MOA-2009-BLG-387Lb

Discovery
- Discovered by: Virginie Batista et al.
- Discovery site: SAAO/Perth/Canopus AO/FCO/Wise/HO/SSO/LSO/ORM
- Discovery date: Published February 21, 2011
- Detection method: Gravitational microlensing

Orbital characteristics
- Semi-major axis: 1.8 ^{+0.9} _{−0.7} AU
- Orbital period (sidereal): 1970 ^{+2.2} _{−1.6} d 5.4 y
- Star: MOA-2009-BLG-387L

Physical characteristics
- Mass: 2.6 ^{+4.1} _{−1.6} M_{J}

= MOA-2009-BLG-387Lb =

Extrasolar planet in the constellation Sagittarius

MOA-2009-BLG-387Lb is an exoplanet in the orbit of the red dwarf MOA-2009-BLG-387L. Its discovery was announced on February 21, 2011, making it the eleventh planet discovered using gravitational microlensing. The planet is thought to be over twice the mass of Jupiter and to have an orbit 80 percent larger than that of Earth's, lasting approximately 1,970 days. However, its exact characteristics are difficult to constrain because the characteristics of the host star are not well known.

==Characteristics==
===Mass and orbit===
MOA-2009-BLG-387Lb is a gas giant, with an estimated mass 2.6 times that of Jupiter's and a radius of 1.75 times that of Jupiter and an estimated mean distance of 1.8 AU from its host star. It has an orbital period of approximately 1970 days. Although the mass and mean distance of MOA-2009-BLG-387Lb is estimated, the confidence intervals are very large, indicating that there is a large uncertainty present. These uncertainties are largely due to how the exact parameters of the host star are not known.

===Host star===

The planet is the only one known to be in the orbit of the star MOA-2009-BLG-387L, which is an M-type dwarf star that has a mass that is approximately 0.19 times that of the Sun. The star is located at an estimated 5700 parsecs (18,591 light years) from the Earth. The star is named for the Microlensing Observations in Astrophysics group, which saw the star as a gravitational microlensing event in 2009 and combed the data in hope of discovering a planet.

==Discovery==
MOA-2009-BLG-387 was a gravitational microlensing event detected by the Microlensing Observations in Astrophysics collaboration on July 24, 2009, which searches and documents chance and brief alignments of stars with other stars or objects; such alignments cause a gravitational lens effect, which bends light and causes distorted, but magnified, images that can be interpreted. The detection of two caustics were logged over the next few days by the South African Astronomical Observatory, the Perth Observatory, and the Canopus Hill Observatory in Tasmania, with a separation of about seven days between caustic events.
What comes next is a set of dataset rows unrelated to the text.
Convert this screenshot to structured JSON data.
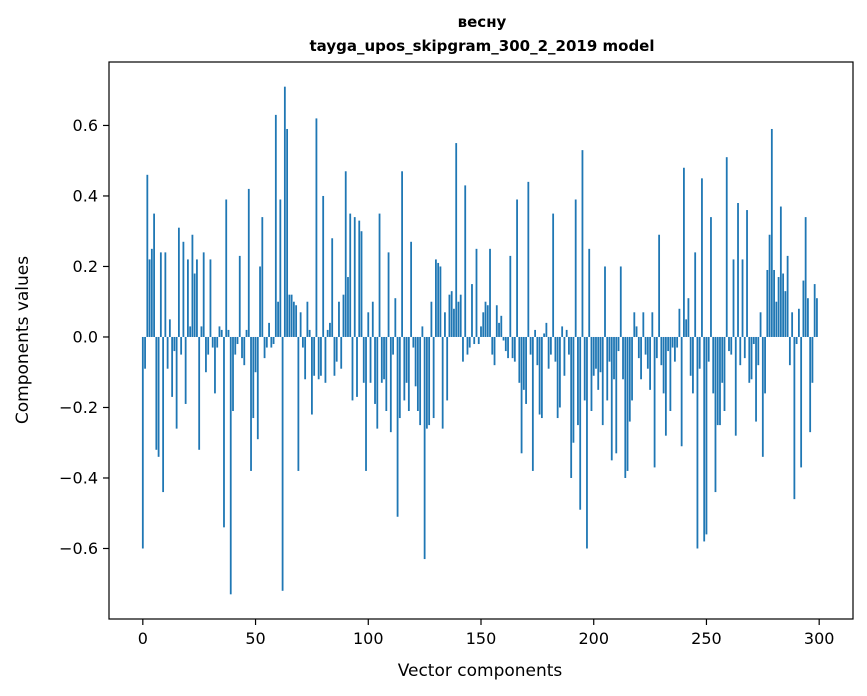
{
  "chart_data": {
    "type": "bar",
    "title": "весну",
    "subtitle": "tayga_upos_skipgram_300_2_2019 model",
    "xlabel": "Vector components",
    "ylabel": "Components values",
    "xlim": [
      -15,
      315
    ],
    "ylim": [
      -0.8,
      0.78
    ],
    "xticks": [
      0,
      50,
      100,
      150,
      200,
      250,
      300
    ],
    "xtick_labels": [
      "0",
      "50",
      "100",
      "150",
      "200",
      "250",
      "300"
    ],
    "yticks": [
      -0.6,
      -0.4,
      -0.2,
      0.0,
      0.2,
      0.4,
      0.6
    ],
    "ytick_labels": [
      "−0.6",
      "−0.4",
      "−0.2",
      "0.0",
      "0.2",
      "0.4",
      "0.6"
    ],
    "bar_color": "#1f77b4",
    "values": [
      -0.6,
      -0.09,
      0.46,
      0.22,
      0.25,
      0.35,
      -0.32,
      -0.34,
      0.24,
      -0.44,
      0.24,
      -0.09,
      0.05,
      -0.17,
      -0.04,
      -0.26,
      0.31,
      -0.05,
      0.27,
      -0.19,
      0.22,
      0.03,
      0.29,
      0.18,
      0.22,
      -0.32,
      0.03,
      0.24,
      -0.1,
      -0.05,
      0.22,
      -0.03,
      -0.16,
      -0.03,
      0.03,
      0.02,
      -0.54,
      0.39,
      0.02,
      -0.73,
      -0.21,
      -0.05,
      -0.02,
      0.23,
      -0.06,
      -0.08,
      0.02,
      0.42,
      -0.38,
      -0.23,
      -0.1,
      -0.29,
      0.2,
      0.34,
      -0.06,
      -0.03,
      0.04,
      -0.03,
      -0.02,
      0.63,
      0.1,
      0.39,
      -0.72,
      0.71,
      0.59,
      0.12,
      0.12,
      0.1,
      0.09,
      -0.38,
      0.07,
      -0.03,
      -0.12,
      0.1,
      0.02,
      -0.22,
      -0.11,
      0.62,
      -0.12,
      -0.11,
      0.4,
      -0.13,
      0.02,
      0.04,
      0.28,
      -0.11,
      -0.07,
      0.1,
      -0.09,
      0.12,
      0.47,
      0.17,
      0.35,
      -0.18,
      0.34,
      -0.17,
      0.33,
      0.3,
      -0.13,
      -0.38,
      0.07,
      -0.13,
      0.1,
      -0.19,
      -0.26,
      0.35,
      -0.13,
      -0.12,
      -0.21,
      0.24,
      -0.27,
      -0.05,
      0.11,
      -0.51,
      -0.23,
      0.47,
      -0.18,
      -0.13,
      -0.21,
      0.27,
      -0.03,
      -0.14,
      -0.21,
      -0.25,
      0.03,
      -0.63,
      -0.26,
      -0.25,
      0.1,
      -0.23,
      0.22,
      0.21,
      0.2,
      -0.26,
      0.07,
      -0.18,
      0.12,
      0.13,
      0.08,
      0.55,
      0.1,
      0.12,
      -0.07,
      0.43,
      -0.05,
      -0.03,
      0.15,
      -0.02,
      0.25,
      -0.02,
      0.03,
      0.07,
      0.1,
      0.09,
      0.25,
      -0.05,
      -0.08,
      0.09,
      0.04,
      0.06,
      -0.01,
      -0.04,
      -0.06,
      0.23,
      -0.06,
      -0.07,
      0.39,
      -0.13,
      -0.33,
      -0.15,
      -0.19,
      0.44,
      -0.05,
      -0.38,
      0.02,
      -0.08,
      -0.22,
      -0.23,
      0.01,
      0.04,
      -0.09,
      -0.05,
      0.35,
      -0.07,
      -0.23,
      -0.2,
      0.03,
      -0.11,
      0.02,
      -0.05,
      -0.4,
      -0.3,
      0.39,
      -0.25,
      -0.49,
      0.53,
      -0.18,
      -0.6,
      0.25,
      -0.21,
      -0.11,
      -0.09,
      -0.15,
      -0.1,
      -0.25,
      0.2,
      -0.18,
      -0.07,
      -0.35,
      -0.12,
      -0.33,
      -0.04,
      0.2,
      -0.12,
      -0.4,
      -0.38,
      -0.24,
      -0.18,
      0.07,
      0.03,
      -0.06,
      -0.12,
      0.07,
      -0.05,
      -0.09,
      -0.15,
      0.07,
      -0.37,
      -0.06,
      0.29,
      -0.08,
      -0.16,
      -0.28,
      -0.04,
      -0.21,
      -0.03,
      -0.07,
      -0.03,
      0.08,
      -0.31,
      0.48,
      0.05,
      0.11,
      -0.11,
      -0.16,
      0.24,
      -0.6,
      -0.09,
      0.45,
      -0.58,
      -0.56,
      -0.07,
      0.34,
      -0.16,
      -0.44,
      -0.25,
      -0.25,
      -0.13,
      -0.21,
      0.51,
      -0.04,
      -0.05,
      0.22,
      -0.28,
      0.38,
      -0.08,
      0.22,
      -0.06,
      0.36,
      -0.13,
      -0.12,
      -0.02,
      -0.24,
      -0.08,
      0.07,
      -0.34,
      -0.16,
      0.19,
      0.29,
      0.59,
      0.19,
      0.1,
      0.17,
      0.37,
      0.18,
      0.13,
      0.23,
      -0.08,
      0.07,
      -0.46,
      -0.02,
      0.08,
      -0.37,
      0.16,
      0.34,
      0.11,
      -0.27,
      -0.13,
      0.15,
      0.11
    ]
  }
}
On June 7, 2010, long after the microlensing event had subsided, the science teams studying the star used the NACO adaptive optics facility at the Very Large Telescope in Chile to determine the actual apparent magnitude of the star that microlensed its background star, hoping to compare it to the magnitude of the star measured during the microlensing event. A discrepancy was found, a discrepancy that may have been a result of either error or of a planetary body. Interpretation of follow-up observations led to the planet's confirmation. The ratio between the planet's mass and its host star's mass is well-constrained, but a large interval of uncertainty exists because the host star's mass is known within a large confidence interval that spans the mass of all red dwarf stars.

The discovery of the planet MOA-2009-BLG-387Lb was published on February 21, 2011 in the journal Astronomy and Astrophysics by the European Southern Observatory.